Despite committing over half a trillion dollars to AI over the next two years, Meta’s in-house models—like the open-source Llama—have lagged behind. The company even initially encouraged employees to use AI liberally, but had to walk that back, urging staff to be more frugal with AI tokens as costs mounted. Morale reportedly hit rock bottom, with infighting, executive departures, and PR crises compounding the challenges.
Enter Muse Spark, Meta’s new multimodal reasoning AI model, which the company describes as “the first step on our scaling ladder and the first product of a ground-up overhaul of our AI efforts.” According to sources cited by the Financial Times, Meta needed Google’s help to get Spark off the ground—a fact that underscores the uphill battle the company faces in reducing its dependence on external AI providers.
For Wall Street, Meta’s cloud ambitions are a double-edged sword. On one hand, investors have been clamoring for the company to diversify and monetize its massive infrastructure investments. On the other, cloud infrastructure is a notoriously tough business, with much slimmer margins than Meta’s lucrative ad empire. As CNBC pointed out, Meta’s gross margin currently sits at an enviable 82%, while Google’s cloud business—after years of losses—recently reached an 18% margin. “Anything it enters outside of online ads would be dilutive to their business and would lower their margins from their glory days,” said Paul Meeks, head of technology research at Freedom Capital Markets.
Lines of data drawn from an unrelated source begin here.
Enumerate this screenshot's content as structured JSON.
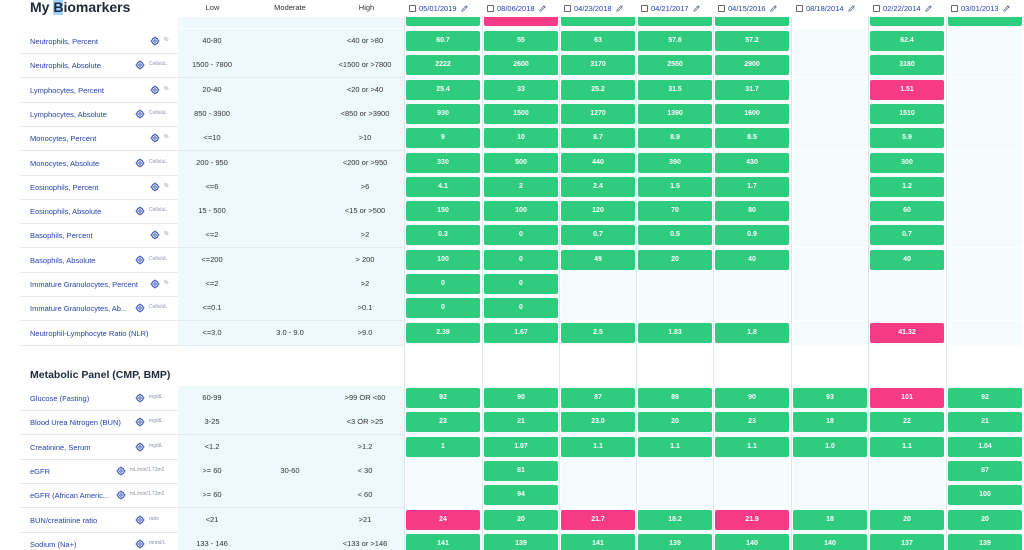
{
  "title": "My Biomarkers",
  "columns": {
    "low": "Low",
    "moderate": "Moderate",
    "high": "High"
  },
  "dates": [
    "05/01/2019",
    "08/06/2018",
    "04/23/2018",
    "04/21/2017",
    "04/15/2016",
    "08/18/2014",
    "02/22/2014",
    "03/01/2013"
  ],
  "colors": {
    "normal": "#2ecc7c",
    "flagged": "#f53b85",
    "link": "#2541b2"
  },
  "sections": [
    {
      "title": "",
      "rows": [
        {
          "name": "Neutrophils, Percent",
          "unit": "%",
          "low": "40-80",
          "moderate": "",
          "high": "<40 or >80",
          "values": [
            {
              "v": "60.7",
              "f": false
            },
            {
              "v": "55",
              "f": false
            },
            {
              "v": "63",
              "f": false
            },
            {
              "v": "57.6",
              "f": false
            },
            {
              "v": "57.2",
              "f": false
            },
            null,
            {
              "v": "62.4",
              "f": false
            },
            null
          ]
        },
        {
          "name": "Neutrophils, Absolute",
          "unit": "Cells/uL",
          "low": "1500 - 7800",
          "moderate": "",
          "high": "<1500 or >7800",
          "values": [
            {
              "v": "2222",
              "f": false
            },
            {
              "v": "2600",
              "f": false
            },
            {
              "v": "3170",
              "f": false
            },
            {
              "v": "2550",
              "f": false
            },
            {
              "v": "2900",
              "f": false
            },
            null,
            {
              "v": "3180",
              "f": false
            },
            null
          ]
        },
        {
          "name": "Lymphocytes, Percent",
          "unit": "%",
          "low": "20-40",
          "moderate": "",
          "high": "<20 or >40",
          "values": [
            {
              "v": "25.4",
              "f": false
            },
            {
              "v": "33",
              "f": false
            },
            {
              "v": "25.2",
              "f": false
            },
            {
              "v": "31.5",
              "f": false
            },
            {
              "v": "31.7",
              "f": false
            },
            null,
            {
              "v": "1.51",
              "f": true
            },
            null
          ]
        },
        {
          "name": "Lymphocytes, Absolute",
          "unit": "Cells/uL",
          "low": "850 - 3900",
          "moderate": "",
          "high": "<850 or >3900",
          "values": [
            {
              "v": "930",
              "f": false
            },
            {
              "v": "1500",
              "f": false
            },
            {
              "v": "1270",
              "f": false
            },
            {
              "v": "1390",
              "f": false
            },
            {
              "v": "1600",
              "f": false
            },
            null,
            {
              "v": "1510",
              "f": false
            },
            null
          ]
        },
        {
          "name": "Monocytes, Percent",
          "unit": "%",
          "low": "<=10",
          "moderate": "",
          "high": ">10",
          "values": [
            {
              "v": "9",
              "f": false
            },
            {
              "v": "10",
              "f": false
            },
            {
              "v": "8.7",
              "f": false
            },
            {
              "v": "8.9",
              "f": false
            },
            {
              "v": "8.5",
              "f": false
            },
            null,
            {
              "v": "5.9",
              "f": false
            },
            null
          ]
        },
        {
          "name": "Monocytes, Absolute",
          "unit": "Cells/uL",
          "low": "200 - 950",
          "moderate": "",
          "high": "<200 or >950",
          "values": [
            {
              "v": "330",
              "f": false
            },
            {
              "v": "500",
              "f": false
            },
            {
              "v": "440",
              "f": false
            },
            {
              "v": "390",
              "f": false
            },
            {
              "v": "430",
              "f": false
            },
            null,
            {
              "v": "300",
              "f": false
            },
            null
          ]
        },
        {
          "name": "Eosinophils, Percent",
          "unit": "%",
          "low": "<=6",
          "moderate": "",
          "high": ">6",
          "values": [
            {
              "v": "4.1",
              "f": false
            },
            {
              "v": "2",
              "f": false
            },
            {
              "v": "2.4",
              "f": false
            },
            {
              "v": "1.5",
              "f": false
            },
            {
              "v": "1.7",
              "f": false
            },
            null,
            {
              "v": "1.2",
              "f": false
            },
            null
          ]
        },
        {
          "name": "Eosinophils, Absolute",
          "unit": "Cells/uL",
          "low": "15 - 500",
          "moderate": "",
          "high": "<15 or >500",
          "values": [
            {
              "v": "150",
              "f": false
            },
            {
              "v": "100",
              "f": false
            },
            {
              "v": "120",
              "f": false
            },
            {
              "v": "70",
              "f": false
            },
            {
              "v": "80",
              "f": false
            },
            null,
            {
              "v": "60",
              "f": false
            },
            null
          ]
        },
        {
          "name": "Basophils, Percent",
          "unit": "%",
          "low": "<=2",
          "moderate": "",
          "high": ">2",
          "values": [
            {
              "v": "0.3",
              "f": false
            },
            {
              "v": "0",
              "f": false
            },
            {
              "v": "0.7",
              "f": false
            },
            {
              "v": "0.5",
              "f": false
            },
            {
              "v": "0.9",
              "f": false
            },
            null,
            {
              "v": "0.7",
              "f": false
            },
            null
          ]
        },
        {
          "name": "Basophils, Absolute",
          "unit": "Cells/uL",
          "low": "<=200",
          "moderate": "",
          "high": "> 200",
          "values": [
            {
              "v": "100",
              "f": false
            },
            {
              "v": "0",
              "f": false
            },
            {
              "v": "49",
              "f": false
            },
            {
              "v": "20",
              "f": false
            },
            {
              "v": "40",
              "f": false
            },
            null,
            {
              "v": "40",
              "f": false
            },
            null
          ]
        },
        {
          "name": "Immature Granulocytes, Percent",
          "unit": "%",
          "low": "<=2",
          "moderate": "",
          "high": ">2",
          "values": [
            {
              "v": "0",
              "f": false
            },
            {
              "v": "0",
              "f": false
            },
            null,
            null,
            null,
            null,
            null,
            null
          ]
        },
        {
          "name": "Immature Granulocytes, Ab...",
          "unit": "Cells/uL",
          "low": "<=0.1",
          "moderate": "",
          "high": ">0.1",
          "values": [
            {
              "v": "0",
              "f": false
            },
            {
              "v": "0",
              "f": false
            },
            null,
            null,
            null,
            null,
            null,
            null
          ]
        },
        {
          "name": "Neutrophil-Lymphocyte Ratio (NLR)",
          "unit": "",
          "low": "<=3.0",
          "moderate": "3.0 - 9.0",
          "high": ">9.0",
          "values": [
            {
              "v": "2.39",
              "f": false
            },
            {
              "v": "1.67",
              "f": false
            },
            {
              "v": "2.5",
              "f": false
            },
            {
              "v": "1.83",
              "f": false
            },
            {
              "v": "1.8",
              "f": false
            },
            null,
            {
              "v": "41.32",
              "f": true
            },
            null
          ]
        }
      ]
    },
    {
      "title": "Metabolic Panel (CMP, BMP)",
      "rows": [
        {
          "name": "Glucose (Fasting)",
          "unit": "mg/dL",
          "low": "60-99",
          "moderate": "",
          "high": ">99 OR <60",
          "values": [
            {
              "v": "92",
              "f": false
            },
            {
              "v": "90",
              "f": false
            },
            {
              "v": "87",
              "f": false
            },
            {
              "v": "89",
              "f": false
            },
            {
              "v": "90",
              "f": false
            },
            {
              "v": "93",
              "f": false
            },
            {
              "v": "101",
              "f": true
            },
            {
              "v": "92",
              "f": false
            }
          ]
        },
        {
          "name": "Blood Urea Nitrogen (BUN)",
          "unit": "mg/dL",
          "low": "3-25",
          "moderate": "",
          "high": "<3 OR >25",
          "values": [
            {
              "v": "23",
              "f": false
            },
            {
              "v": "21",
              "f": false
            },
            {
              "v": "23.0",
              "f": false
            },
            {
              "v": "20",
              "f": false
            },
            {
              "v": "23",
              "f": false
            },
            {
              "v": "18",
              "f": false
            },
            {
              "v": "22",
              "f": false
            },
            {
              "v": "21",
              "f": false
            }
          ]
        },
        {
          "name": "Creatinine, Serum",
          "unit": "mg/dL",
          "low": "<1.2",
          "moderate": "",
          "high": ">1.2",
          "values": [
            {
              "v": "1",
              "f": false
            },
            {
              "v": "1.07",
              "f": false
            },
            {
              "v": "1.1",
              "f": false
            },
            {
              "v": "1.1",
              "f": false
            },
            {
              "v": "1.1",
              "f": false
            },
            {
              "v": "1.0",
              "f": false
            },
            {
              "v": "1.1",
              "f": false
            },
            {
              "v": "1.04",
              "f": false
            }
          ]
        },
        {
          "name": "eGFR",
          "unit": "mL/min/1.73m2",
          "low": ">= 60",
          "moderate": "30-60",
          "high": "< 30",
          "values": [
            null,
            {
              "v": "81",
              "f": false
            },
            null,
            null,
            null,
            null,
            null,
            {
              "v": "87",
              "f": false
            }
          ]
        },
        {
          "name": "eGFR (African Americ...",
          "unit": "mL/min/1.73m2",
          "low": ">= 60",
          "moderate": "",
          "high": "< 60",
          "values": [
            null,
            {
              "v": "94",
              "f": false
            },
            null,
            null,
            null,
            null,
            null,
            {
              "v": "100",
              "f": false
            }
          ]
        },
        {
          "name": "BUN/creatinine ratio",
          "unit": "ratio",
          "low": "<21",
          "moderate": "",
          "high": ">21",
          "values": [
            {
              "v": "24",
              "f": true
            },
            {
              "v": "20",
              "f": false
            },
            {
              "v": "21.7",
              "f": true
            },
            {
              "v": "18.2",
              "f": false
            },
            {
              "v": "21.9",
              "f": true
            },
            {
              "v": "18",
              "f": false
            },
            {
              "v": "20",
              "f": false
            },
            {
              "v": "20",
              "f": false
            }
          ]
        },
        {
          "name": "Sodium (Na+)",
          "unit": "mmol/L",
          "low": "133 - 146",
          "moderate": "",
          "high": "<133 or >146",
          "values": [
            {
              "v": "141",
              "f": false
            },
            {
              "v": "139",
              "f": false
            },
            {
              "v": "141",
              "f": false
            },
            {
              "v": "139",
              "f": false
            },
            {
              "v": "140",
              "f": false
            },
            {
              "v": "140",
              "f": false
            },
            {
              "v": "137",
              "f": false
            },
            {
              "v": "139",
              "f": false
            }
          ]
        }
      ]
    }
  ]
}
Still, the potential upside is hard to ignore. Mark Zuckerberg himself has acknowledged the interest from outside parties. At Meta’s annual shareholder meeting in May, he told investors that selling compute is “definitely on the table,” adding, “almost every week there are different companies that come to us from outside asking us to both stand up an API service, or asking if we have compute that they could buy from us at some premium to what we’ve bought it at.”
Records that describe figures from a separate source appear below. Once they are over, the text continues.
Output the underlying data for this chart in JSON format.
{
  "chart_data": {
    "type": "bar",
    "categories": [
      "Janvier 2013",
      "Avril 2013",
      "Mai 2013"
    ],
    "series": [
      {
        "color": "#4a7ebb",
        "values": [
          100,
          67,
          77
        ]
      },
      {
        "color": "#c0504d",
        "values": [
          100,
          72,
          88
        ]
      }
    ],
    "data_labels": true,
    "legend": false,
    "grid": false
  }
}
Meta’s capital expenditures guidance for 2026 was recently raised by $10 billion to $145 billion, some of which is being funded through a $25 billion bond sale. The company has also rolled out new paid subscription plans for Instagram, Facebook, WhatsApp, and its Meta AI app—part of a broader push to reduce reliance on advertising and tap into new sources of income. Notably, Meta’s smart glasses subscriptions now cost $20 per month for full access to AI features.
But challenges remain. The company has laid off about 10,000 employees so far this year, and its stock had slumped nearly 25% over the previous four quarters before the July rally. The move into cloud is seen by some as a response to complaints that Meta may be overspending and skepticism that it will ever earn a commensurate return on its capex. “The problem with this company is that it only builds, or only thus far, capacity for itself, and it’s not really monetizing any AI apps yet,” said Meeks.
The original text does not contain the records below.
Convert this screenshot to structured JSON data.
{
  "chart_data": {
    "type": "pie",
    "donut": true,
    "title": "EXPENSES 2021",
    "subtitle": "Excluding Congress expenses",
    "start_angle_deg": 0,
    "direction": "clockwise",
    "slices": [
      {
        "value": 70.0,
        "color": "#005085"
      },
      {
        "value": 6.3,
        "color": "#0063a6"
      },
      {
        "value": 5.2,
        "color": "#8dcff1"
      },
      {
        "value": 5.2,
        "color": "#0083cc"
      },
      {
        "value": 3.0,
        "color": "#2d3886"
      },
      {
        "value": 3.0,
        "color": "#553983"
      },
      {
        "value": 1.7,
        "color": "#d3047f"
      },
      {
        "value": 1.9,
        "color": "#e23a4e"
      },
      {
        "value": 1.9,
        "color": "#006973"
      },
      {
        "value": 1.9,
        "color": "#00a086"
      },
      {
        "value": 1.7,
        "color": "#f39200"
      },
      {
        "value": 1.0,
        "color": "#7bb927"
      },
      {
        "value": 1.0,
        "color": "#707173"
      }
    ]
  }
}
Industry observers are watching closely to see if Meta will attempt to challenge the big three hyperscalers—Amazon, Microsoft, and Google—or if it will carve out a niche more akin to neoclouds, specializing in AI-specific compute products. Either way, the move is already shaking up the market, with neocloud stocks tumbling and analysts debating the long-term implications for Meta’s business model.
As the generative AI boom enters its fourth year, the demand for compute shows no sign of slowing. For Meta, the cloud could represent both a lifeline and a leap into uncharted territory. Whether Zuckerberg’s gamble pays off—or further exposes the company’s vulnerabilities—remains to be seen, but one thing is certain: the race for AI dominance is far from over.